The Front National party in France are moving one step closer to seriously challenging for the country’s presidency. A new opinion poll reveals that their leader, nationalist firebrand Marine Le Pen, has topped yet another poll ahead of the elections in 2017.
The IFOP poll in conjunction with Sud Radio and Lyon Capitale gives Ms. Le Pen a lead under three different scenarios, reflecting the panic setting into the French political establishment which is considering a ‘grand coalition’ of centre-left and centre-right parties to keep the Front National out.
According to IFOP, if centrist politician Francois Bayrou and centre-right Nicolas Sarkozy ran, Ms. Le Pen would top the first choice in the multi-round election with 28 per cent of the votes. In second, the Republican Party’s Sarkozy (23), and in third, current president, socialist Francois Hollande (21).

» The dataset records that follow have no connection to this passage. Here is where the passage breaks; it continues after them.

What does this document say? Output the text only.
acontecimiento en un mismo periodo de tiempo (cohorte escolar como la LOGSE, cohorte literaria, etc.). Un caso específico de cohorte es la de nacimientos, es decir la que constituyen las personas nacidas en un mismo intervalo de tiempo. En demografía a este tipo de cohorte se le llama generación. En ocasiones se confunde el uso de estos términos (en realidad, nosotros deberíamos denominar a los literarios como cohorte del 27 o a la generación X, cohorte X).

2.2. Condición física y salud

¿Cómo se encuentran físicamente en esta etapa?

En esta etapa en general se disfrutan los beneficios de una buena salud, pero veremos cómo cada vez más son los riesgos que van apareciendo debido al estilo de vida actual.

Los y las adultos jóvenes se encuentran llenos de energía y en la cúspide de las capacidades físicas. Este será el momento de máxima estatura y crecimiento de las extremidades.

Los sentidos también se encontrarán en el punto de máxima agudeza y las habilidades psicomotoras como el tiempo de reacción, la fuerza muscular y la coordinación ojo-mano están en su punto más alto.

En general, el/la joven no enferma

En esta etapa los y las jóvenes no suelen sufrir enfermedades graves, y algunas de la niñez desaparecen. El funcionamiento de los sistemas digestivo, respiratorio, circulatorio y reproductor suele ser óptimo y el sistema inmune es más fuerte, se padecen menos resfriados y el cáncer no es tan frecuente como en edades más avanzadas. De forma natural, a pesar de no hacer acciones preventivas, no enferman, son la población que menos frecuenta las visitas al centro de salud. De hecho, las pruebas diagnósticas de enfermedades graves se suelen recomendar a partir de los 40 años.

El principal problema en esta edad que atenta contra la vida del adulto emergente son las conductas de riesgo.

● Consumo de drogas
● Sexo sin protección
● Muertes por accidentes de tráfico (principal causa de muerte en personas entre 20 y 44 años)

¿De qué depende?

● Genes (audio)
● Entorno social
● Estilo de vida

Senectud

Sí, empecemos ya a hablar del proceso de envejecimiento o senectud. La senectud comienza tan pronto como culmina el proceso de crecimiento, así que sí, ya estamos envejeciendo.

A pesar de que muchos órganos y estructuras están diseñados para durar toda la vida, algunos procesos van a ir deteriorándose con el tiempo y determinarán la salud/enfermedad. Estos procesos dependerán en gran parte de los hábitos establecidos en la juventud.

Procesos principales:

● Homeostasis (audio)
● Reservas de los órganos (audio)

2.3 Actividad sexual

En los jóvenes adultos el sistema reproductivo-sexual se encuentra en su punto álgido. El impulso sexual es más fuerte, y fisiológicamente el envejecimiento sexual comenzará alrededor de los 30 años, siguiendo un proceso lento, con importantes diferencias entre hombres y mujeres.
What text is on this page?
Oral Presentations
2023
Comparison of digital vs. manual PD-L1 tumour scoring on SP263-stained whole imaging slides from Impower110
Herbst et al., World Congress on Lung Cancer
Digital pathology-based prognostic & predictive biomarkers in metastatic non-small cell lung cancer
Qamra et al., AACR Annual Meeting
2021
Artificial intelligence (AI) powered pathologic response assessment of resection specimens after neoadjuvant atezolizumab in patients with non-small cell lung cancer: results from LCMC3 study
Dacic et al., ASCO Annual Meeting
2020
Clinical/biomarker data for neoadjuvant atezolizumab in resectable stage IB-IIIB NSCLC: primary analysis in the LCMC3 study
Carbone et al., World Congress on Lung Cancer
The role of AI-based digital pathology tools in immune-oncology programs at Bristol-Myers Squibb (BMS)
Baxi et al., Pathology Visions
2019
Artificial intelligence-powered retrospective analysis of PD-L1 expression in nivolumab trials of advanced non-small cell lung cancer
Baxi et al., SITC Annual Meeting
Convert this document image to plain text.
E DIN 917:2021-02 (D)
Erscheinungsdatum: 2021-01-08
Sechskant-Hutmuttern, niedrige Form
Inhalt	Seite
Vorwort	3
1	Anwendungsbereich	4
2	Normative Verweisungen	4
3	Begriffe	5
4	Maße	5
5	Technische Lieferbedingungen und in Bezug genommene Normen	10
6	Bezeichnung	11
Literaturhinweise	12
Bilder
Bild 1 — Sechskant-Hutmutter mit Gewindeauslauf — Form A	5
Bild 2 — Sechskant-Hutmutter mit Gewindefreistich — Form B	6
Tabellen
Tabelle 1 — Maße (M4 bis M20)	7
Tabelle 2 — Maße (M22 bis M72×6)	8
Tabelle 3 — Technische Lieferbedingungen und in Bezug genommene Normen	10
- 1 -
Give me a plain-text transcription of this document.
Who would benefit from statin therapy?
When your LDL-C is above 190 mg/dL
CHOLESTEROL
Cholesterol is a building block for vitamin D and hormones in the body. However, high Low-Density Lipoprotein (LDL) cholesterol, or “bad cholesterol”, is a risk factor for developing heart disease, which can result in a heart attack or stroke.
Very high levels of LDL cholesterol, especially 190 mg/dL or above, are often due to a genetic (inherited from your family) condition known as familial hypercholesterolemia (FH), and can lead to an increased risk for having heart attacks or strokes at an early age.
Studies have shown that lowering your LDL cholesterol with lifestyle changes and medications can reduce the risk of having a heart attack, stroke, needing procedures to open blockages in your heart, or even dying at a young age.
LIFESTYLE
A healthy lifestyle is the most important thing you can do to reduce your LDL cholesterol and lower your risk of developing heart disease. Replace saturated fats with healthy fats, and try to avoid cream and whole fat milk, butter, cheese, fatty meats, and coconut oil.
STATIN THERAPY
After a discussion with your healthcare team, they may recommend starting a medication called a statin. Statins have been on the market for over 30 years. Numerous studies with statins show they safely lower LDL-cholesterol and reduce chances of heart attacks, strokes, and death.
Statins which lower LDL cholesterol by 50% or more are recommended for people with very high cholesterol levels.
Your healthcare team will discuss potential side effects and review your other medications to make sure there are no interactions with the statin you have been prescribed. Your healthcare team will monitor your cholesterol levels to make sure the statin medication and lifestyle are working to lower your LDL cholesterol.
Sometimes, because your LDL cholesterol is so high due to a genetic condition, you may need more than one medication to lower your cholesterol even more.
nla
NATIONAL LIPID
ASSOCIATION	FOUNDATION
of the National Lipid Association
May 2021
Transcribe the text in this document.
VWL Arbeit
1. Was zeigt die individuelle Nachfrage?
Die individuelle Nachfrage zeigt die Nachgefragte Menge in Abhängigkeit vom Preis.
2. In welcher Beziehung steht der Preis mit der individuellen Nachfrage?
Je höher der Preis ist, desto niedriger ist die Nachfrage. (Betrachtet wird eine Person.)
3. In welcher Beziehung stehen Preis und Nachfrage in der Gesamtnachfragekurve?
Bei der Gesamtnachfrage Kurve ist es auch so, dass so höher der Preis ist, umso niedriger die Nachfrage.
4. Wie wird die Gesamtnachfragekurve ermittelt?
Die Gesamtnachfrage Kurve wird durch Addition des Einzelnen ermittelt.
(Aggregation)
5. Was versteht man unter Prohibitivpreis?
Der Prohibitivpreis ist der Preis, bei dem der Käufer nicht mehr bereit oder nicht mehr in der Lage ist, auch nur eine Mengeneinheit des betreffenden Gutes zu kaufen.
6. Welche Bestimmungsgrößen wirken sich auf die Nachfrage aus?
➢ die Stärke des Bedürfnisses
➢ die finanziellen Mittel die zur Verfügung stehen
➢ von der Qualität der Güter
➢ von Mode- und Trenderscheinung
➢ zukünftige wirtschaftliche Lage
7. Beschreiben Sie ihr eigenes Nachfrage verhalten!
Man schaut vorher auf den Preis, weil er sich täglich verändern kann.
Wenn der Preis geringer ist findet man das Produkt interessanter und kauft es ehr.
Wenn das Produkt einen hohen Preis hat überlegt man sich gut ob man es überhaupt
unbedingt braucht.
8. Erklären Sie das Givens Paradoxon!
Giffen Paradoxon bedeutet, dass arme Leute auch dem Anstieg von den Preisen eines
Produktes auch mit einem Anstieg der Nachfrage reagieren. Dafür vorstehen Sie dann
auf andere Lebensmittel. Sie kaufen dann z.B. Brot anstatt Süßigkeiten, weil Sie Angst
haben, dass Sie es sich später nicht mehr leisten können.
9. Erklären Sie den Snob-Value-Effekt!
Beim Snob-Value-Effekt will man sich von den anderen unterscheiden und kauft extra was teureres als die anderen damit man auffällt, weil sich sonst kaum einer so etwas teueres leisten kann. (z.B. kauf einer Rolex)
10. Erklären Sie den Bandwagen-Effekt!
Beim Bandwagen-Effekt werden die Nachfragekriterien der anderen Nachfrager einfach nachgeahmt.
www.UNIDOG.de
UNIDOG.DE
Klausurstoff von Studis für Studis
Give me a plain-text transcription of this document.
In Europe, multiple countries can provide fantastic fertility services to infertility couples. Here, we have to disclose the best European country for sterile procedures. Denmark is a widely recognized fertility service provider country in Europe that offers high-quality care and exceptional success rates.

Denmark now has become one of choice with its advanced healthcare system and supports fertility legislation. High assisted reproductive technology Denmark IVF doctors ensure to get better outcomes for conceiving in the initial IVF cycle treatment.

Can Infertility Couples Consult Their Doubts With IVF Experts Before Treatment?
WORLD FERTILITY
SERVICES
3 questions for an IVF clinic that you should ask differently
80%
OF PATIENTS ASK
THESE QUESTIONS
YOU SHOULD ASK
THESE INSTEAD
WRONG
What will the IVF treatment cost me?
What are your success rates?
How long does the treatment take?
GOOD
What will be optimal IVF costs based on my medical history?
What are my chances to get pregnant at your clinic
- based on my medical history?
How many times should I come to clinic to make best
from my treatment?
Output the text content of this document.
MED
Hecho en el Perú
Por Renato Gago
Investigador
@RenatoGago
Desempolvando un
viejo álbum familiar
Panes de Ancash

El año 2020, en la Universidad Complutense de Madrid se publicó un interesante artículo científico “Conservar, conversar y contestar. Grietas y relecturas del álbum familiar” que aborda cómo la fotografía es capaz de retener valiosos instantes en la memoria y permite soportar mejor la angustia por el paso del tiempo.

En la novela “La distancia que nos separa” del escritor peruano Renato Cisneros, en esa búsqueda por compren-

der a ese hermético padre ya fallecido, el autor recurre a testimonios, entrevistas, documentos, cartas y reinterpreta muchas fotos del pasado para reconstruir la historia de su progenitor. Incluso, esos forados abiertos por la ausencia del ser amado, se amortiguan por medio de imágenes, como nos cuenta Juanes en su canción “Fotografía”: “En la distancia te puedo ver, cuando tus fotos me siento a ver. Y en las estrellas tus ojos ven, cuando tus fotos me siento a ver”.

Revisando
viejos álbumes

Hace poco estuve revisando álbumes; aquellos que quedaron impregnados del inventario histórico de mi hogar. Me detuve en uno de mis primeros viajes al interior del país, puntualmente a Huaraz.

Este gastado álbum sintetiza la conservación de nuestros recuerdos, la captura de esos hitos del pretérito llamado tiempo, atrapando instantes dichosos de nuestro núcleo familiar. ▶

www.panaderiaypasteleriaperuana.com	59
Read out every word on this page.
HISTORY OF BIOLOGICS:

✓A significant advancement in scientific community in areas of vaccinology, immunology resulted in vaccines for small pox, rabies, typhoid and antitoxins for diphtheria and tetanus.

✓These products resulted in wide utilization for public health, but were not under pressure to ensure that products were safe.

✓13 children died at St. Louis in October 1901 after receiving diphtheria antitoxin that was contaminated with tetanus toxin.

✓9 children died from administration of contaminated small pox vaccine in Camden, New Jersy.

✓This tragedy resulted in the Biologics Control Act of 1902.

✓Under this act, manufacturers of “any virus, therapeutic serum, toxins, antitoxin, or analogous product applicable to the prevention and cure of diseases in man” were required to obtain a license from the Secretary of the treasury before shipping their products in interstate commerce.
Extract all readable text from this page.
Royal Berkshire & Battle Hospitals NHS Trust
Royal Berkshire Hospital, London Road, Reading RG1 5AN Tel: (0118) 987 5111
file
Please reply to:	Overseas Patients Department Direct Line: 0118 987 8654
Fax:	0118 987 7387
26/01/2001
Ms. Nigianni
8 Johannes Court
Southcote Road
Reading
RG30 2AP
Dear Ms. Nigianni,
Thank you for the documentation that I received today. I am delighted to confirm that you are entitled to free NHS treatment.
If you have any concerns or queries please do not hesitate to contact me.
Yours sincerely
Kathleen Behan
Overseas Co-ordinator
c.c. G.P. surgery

But the picture changes slightly if Bayrou drops out, and Alan Juppe stands instead of Nicolas Sarkozy for the Republicans. That scenario sees the Republicans winning the first round with 31.5 per cent of the vote, and Ms. Pen coming in second, with 29 per cent. In third is Mr. Hollande again, albeit reduced to 20.5 per cent of the vote.
French politics enthusiasts have told Breitbart London that the most likely scenario is that Sarkozy, who controls the party apparatus of the recently renamed Republicans (formerly the UMP), runs against Le Pen and wins in the second round run off.
But a disaster, vote-splitting scenario for the centre-right is also perceivable, where Juppe and Sarkozy both run in the first round.
The poll asked, “If next Sunday was the first round of the election 2017, which of the following candidates you be more likely to vote for?”
The latest figures reflect a small increase for current president, Francois Hollande, who polled at 14 per cent this time last year. The fact that France hasn’t suffered as much as Germany throughout the migrant crisis of this year may be a reason for that.
It also shows that Ms. Le Pen is relatively solid in her support, while Mr. Sarkozy’s popularity is declining slightly.